Obama en Tucson
El discurso del presidente puede marcar el fin del sectarismo que ha impuesto el Tea Party
Barack Obama ha conseguido conmover a una mayoría de norteamericanos con un discurso en Tucson sobre la matanza perpetrada por Jared Lee Loughner, en la que resultó herida la congresista demócrata Gabrielle Giffords. Sobre ese mismo suceso, Sarah Palin ahondó aún más la división entre sus defensores y sus adversarios. Los efectos opuestos de una y otra intervención tienen que ver con la experiencia, la formación y las habilidades retóricas de ambos protagonistas, entre los que no cabe comparación personal ni institucional digna de tal nombre; pero tienen que ver, además, con dos modos irreconciliables de entender la política.
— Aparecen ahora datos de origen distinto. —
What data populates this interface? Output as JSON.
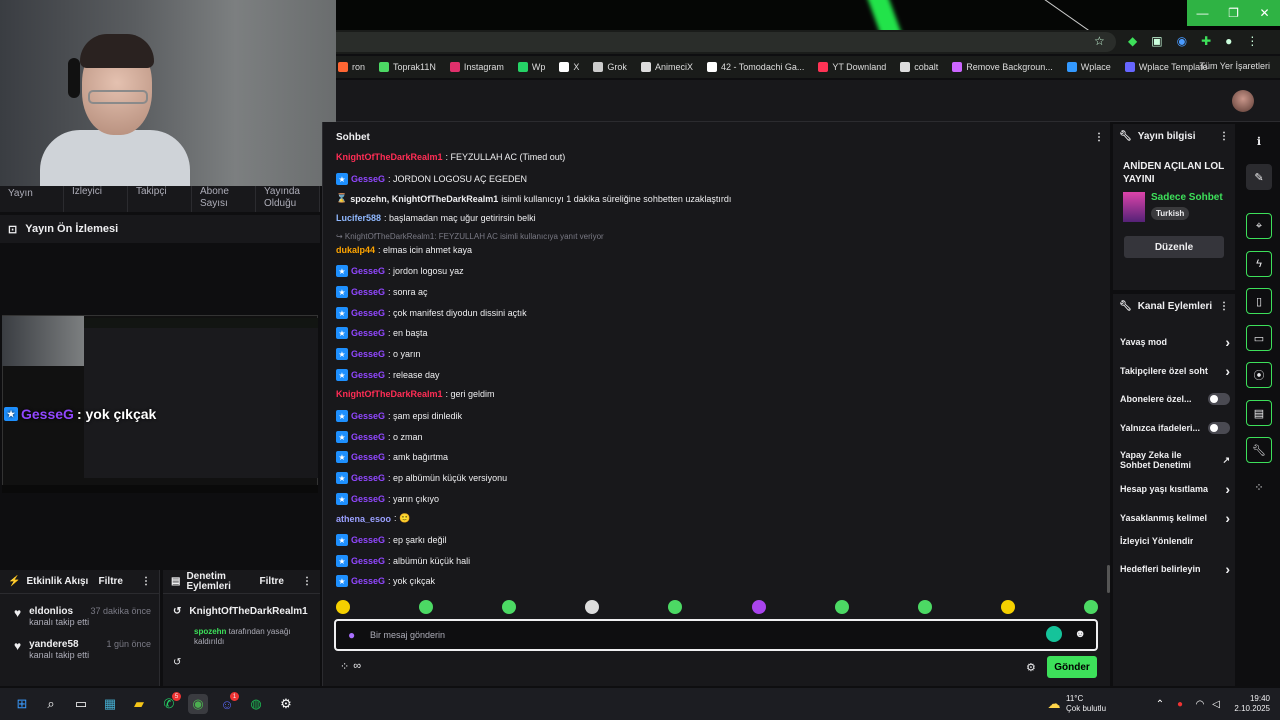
{
  "browser": {
    "window_controls": [
      "—",
      "❐",
      "✕"
    ],
    "bookmarks": [
      {
        "label": "ron",
        "color": "#ff6633"
      },
      {
        "label": "Toprak11N",
        "color": "#4cd964"
      },
      {
        "label": "Instagram",
        "color": "#e1306c"
      },
      {
        "label": "Wp",
        "color": "#25d366"
      },
      {
        "label": "X",
        "color": "#ffffff"
      },
      {
        "label": "Grok",
        "color": "#cccccc"
      },
      {
        "label": "AnimeciX",
        "color": "#dddddd"
      },
      {
        "label": "42 - Tomodachi Ga...",
        "color": "#ffffff"
      },
      {
        "label": "YT Downland",
        "color": "#ff3355"
      },
      {
        "label": "cobalt",
        "color": "#dddddd"
      },
      {
        "label": "Remove Backgroun...",
        "color": "#cc66ff"
      },
      {
        "label": "Wplace",
        "color": "#3399ff"
      },
      {
        "label": "Wplace Template",
        "color": "#6666ff"
      }
    ],
    "all_bookmarks": "Tüm Yer İşaretleri"
  },
  "left": {
    "stats": [
      "Yayın",
      "İzleyici",
      "Takipçi",
      "Abone Sayısı",
      "Yayında Olduğu"
    ],
    "preview_title": "Yayın Ön İzlemesi",
    "overlay_user": "GesseG",
    "overlay_text": ": yok çıkçak",
    "activity": {
      "title": "Etkinlik Akışı",
      "filter": "Filtre",
      "items": [
        {
          "user": "eldonlios",
          "time": "37 dakika önce",
          "sub": "kanalı takip etti"
        },
        {
          "user": "yandere58",
          "time": "1 gün önce",
          "sub": "kanalı takip etti"
        }
      ]
    },
    "moderation": {
      "title": "Denetim Eylemleri",
      "filter": "Filtre",
      "target": "KnightOfTheDarkRealm1",
      "actor": "spozehn",
      "action_text": " tarafından yasağı kaldırıldı"
    }
  },
  "chat": {
    "title": "Sohbet",
    "messages": [
      {
        "user": "KnightOfTheDarkRealm1",
        "cls": "knight",
        "badge": false,
        "text": ": FEYZULLAH AC (Timed out)"
      },
      {
        "user": "GesseG",
        "cls": "gesse",
        "badge": true,
        "text": ": JORDON LOGOSU AÇ EGEDEN"
      },
      {
        "user": "spozehn, KnightOfTheDarkRealm1",
        "cls": "sys",
        "badge": false,
        "text": " isimli kullanıcıyı 1 dakika süreliğine sohbetten uzaklaştırdı"
      },
      {
        "user": "Lucifer588",
        "cls": "lucifer",
        "badge": false,
        "text": ": başlamadan maç uğur getirirsin belki"
      },
      {
        "user": "",
        "cls": "sys",
        "badge": false,
        "text": "↪ KnightOfTheDarkRealm1: FEYZULLAH AC isimli kullanıcıya yanıt veriyor"
      },
      {
        "user": "dukalp44",
        "cls": "dukalp",
        "badge": false,
        "text": ": elmas icin ahmet kaya"
      },
      {
        "user": "GesseG",
        "cls": "gesse",
        "badge": true,
        "text": ": jordon logosu yaz"
      },
      {
        "user": "GesseG",
        "cls": "gesse",
        "badge": true,
        "text": ": sonra aç"
      },
      {
        "user": "GesseG",
        "cls": "gesse",
        "badge": true,
        "text": ": çok manifest diyodun dissini açtık"
      },
      {
        "user": "GesseG",
        "cls": "gesse",
        "badge": true,
        "text": ": en başta"
      },
      {
        "user": "GesseG",
        "cls": "gesse",
        "badge": true,
        "text": ": o yarın"
      },
      {
        "user": "GesseG",
        "cls": "gesse",
        "badge": true,
        "text": ": release day"
      },
      {
        "user": "KnightOfTheDarkRealm1",
        "cls": "knight",
        "badge": false,
        "text": ": geri geldim"
      },
      {
        "user": "GesseG",
        "cls": "gesse",
        "badge": true,
        "text": ": şam epsi dinledik"
      },
      {
        "user": "GesseG",
        "cls": "gesse",
        "badge": true,
        "text": ": o zman"
      },
      {
        "user": "GesseG",
        "cls": "gesse",
        "badge": true,
        "text": ": amk bağırtma"
      },
      {
        "user": "GesseG",
        "cls": "gesse",
        "badge": true,
        "text": ": ep albümün küçük versiyonu"
      },
      {
        "user": "GesseG",
        "cls": "gesse",
        "badge": true,
        "text": ": yarın çıkıyo"
      },
      {
        "user": "athena_esoo",
        "cls": "athena",
        "badge": false,
        "text": ": 🙂"
      },
      {
        "user": "GesseG",
        "cls": "gesse",
        "badge": true,
        "text": ": ep şarkı değil"
      },
      {
        "user": "GesseG",
        "cls": "gesse",
        "badge": true,
        "text": ": albümün küçük hali"
      },
      {
        "user": "GesseG",
        "cls": "gesse",
        "badge": true,
        "text": ": yok çıkçak"
      }
    ],
    "input_placeholder": "Bir mesaj gönderin",
    "send_label": "Gönder"
  },
  "stream_info": {
    "title": "Yayın bilgisi",
    "stream_title": "ANİDEN AÇILAN LOL YAYINI",
    "category": "Sadece Sohbet",
    "tag": "Turkish",
    "edit_label": "Düzenle"
  },
  "channel_actions": {
    "title": "Kanal Eylemleri",
    "items": [
      {
        "label": "Yavaş mod",
        "control": "chevron"
      },
      {
        "label": "Takipçilere özel soht",
        "control": "chevron"
      },
      {
        "label": "Abonelere özel...",
        "control": "toggle"
      },
      {
        "label": "Yalnızca ifadeleri...",
        "control": "toggle"
      },
      {
        "label": "Yapay Zeka ile Sohbet Denetimi",
        "control": "external"
      },
      {
        "label": "Hesap yaşı kısıtlama",
        "control": "chevron"
      },
      {
        "label": "Yasaklanmış kelimel",
        "control": "chevron"
      },
      {
        "label": "İzleyici Yönlendir",
        "control": "none"
      },
      {
        "label": "Hedefleri belirleyin",
        "control": "chevron"
      }
    ]
  },
  "taskbar": {
    "weather_temp": "11°C",
    "weather_desc": "Çok bulutlu",
    "time": "19:40",
    "date": "2.10.2025",
    "badges": {
      "whatsapp": "5",
      "discord": "1"
    }
  }
}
La matanza de Tucson fue obra de un joven al que la policía calificó de "inestable". Si su crimen ha conmovido a Estados Unidos es porque el clima político auspiciado por el Tea Party hacía verosímil que se tratase de un atentado político. Que finalmente resultase ser la acción de un perturbado ha permitido a los norteamericanos un suspiro de alivio, pero les ha empujado a una obligada reflexión sobre los límites del debate político. Para el Tea Party todo valía antes de la matanza y, a juzgar por sus reacciones, también después, cuando sus representantes se presentaron como víctimas de una clase dirigente que traiciona las esencias de la nación. Para Obama, los demócratas y la mayoría de los republicanos, el debate político no se propone distinguir entre buenos y malos norteamericanos, sino entre mejores y peores argumentos.
El discurso de Obama en Tucson podría marcar un punto de inflexión que liberase a la política norteamericana de la espiral de sectarismo al que la ha arrastrado el Tea Party. El presidente estuvo a la altura que requería la ocasión, lo mismo que el Partido Republicano al sustituir en el Congreso una votación contraria a la reforma sanitaria, la bestia negra de los seguidores de Palin, por una moción de condena de la matanza. Pero no se puede subestimar la capacidad de un movimiento que, como el Tea Party, prefiere los eslóganes a los argumentos. Cuando Palin recurrió a una expresión como "libelo de sangre" en respuesta a quienes la responsabilizaban directa o indirectamente de lo sucedido en Tucson, no pretendía solo colocarse en el lugar de los judíos perseguidos, sino también identificar a sus adversarios con el nazismo, contra el que cualquier medio parece legitimado.
Si la reflexión sobre los límites del debate político abierta tras la matanza de Tucson no consigue aislar al Tea Party, puede que la democracia norteamericana no tarde en enfrentarse a uno de sus recurrentes capítulos oscuros. Hasta ahora, los controles ejercidos por las Cámaras, la justicia y la opinión pública siempre funcionaron, y es de esperar que en esta ocasión también lo hagan. Pero no será trivializando la virulencia de los discursos del Tea Party, ni minusvalorando la eficacia de sus eslóganes, como se ponga freno a su creciente presencia en la vida pública de Estados Unidos.